Penses-tu avoir eu la carrière que tu mérites ?
Je peux comprendre que certaines personnes pensent le contraire. Mais, de mon côté, je n’ai aucun regret par rapport à mon parcours. J’ai passé des moments très forts dans presque tous les clubs dans lesquels j’ai joué et j’ai avancé étape par étape.

Tu viens de faire ton entrée au comité directeur de l’UNFP, le syndicat des joueur. Peux-tu nous en dire Plus ?

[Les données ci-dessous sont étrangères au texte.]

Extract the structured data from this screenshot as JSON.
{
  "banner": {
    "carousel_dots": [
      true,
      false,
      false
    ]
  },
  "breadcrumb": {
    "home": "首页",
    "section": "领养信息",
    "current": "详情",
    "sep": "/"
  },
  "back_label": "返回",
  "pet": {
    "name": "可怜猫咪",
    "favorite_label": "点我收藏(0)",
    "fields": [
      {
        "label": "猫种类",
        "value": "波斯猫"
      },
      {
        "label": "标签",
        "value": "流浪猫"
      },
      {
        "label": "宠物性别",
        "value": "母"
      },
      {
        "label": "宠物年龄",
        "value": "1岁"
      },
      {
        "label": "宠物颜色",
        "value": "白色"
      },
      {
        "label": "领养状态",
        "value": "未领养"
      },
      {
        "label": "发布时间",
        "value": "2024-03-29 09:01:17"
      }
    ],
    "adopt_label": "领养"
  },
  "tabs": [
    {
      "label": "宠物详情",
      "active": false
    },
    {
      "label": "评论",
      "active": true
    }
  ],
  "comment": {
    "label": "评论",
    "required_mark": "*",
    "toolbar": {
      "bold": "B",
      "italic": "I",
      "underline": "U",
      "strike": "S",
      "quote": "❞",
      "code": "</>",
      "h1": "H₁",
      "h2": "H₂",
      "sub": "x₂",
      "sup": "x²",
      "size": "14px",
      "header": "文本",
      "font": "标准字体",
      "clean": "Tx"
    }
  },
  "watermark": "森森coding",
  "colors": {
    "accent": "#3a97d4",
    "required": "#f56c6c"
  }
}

Le syndicat des joueurs travaille depuis de longues années, même si on a  surtout parlé de lui suite à la menace récente de grève qui a interpellé beaucoup de joueurs. Nous avons été sollicités par les instances pour apporter notre contribution. En raison de mon vécu, il est logique que je réponde d’une manière positive. En 2009, je pense pouvoir apporter ma vision précise du foot en tant que joueur. On a besoin du syndicat pour avoir notre mot à dire car nous restons tout de même les acteurs principaux de ce sport. Je fais ça essentiellement pour le bénéfice des jeunes qui sont actuellement dans les centres de formation parce que vu mon âge, il m’étonnerait que je puisse profiter des éventuelles avancées.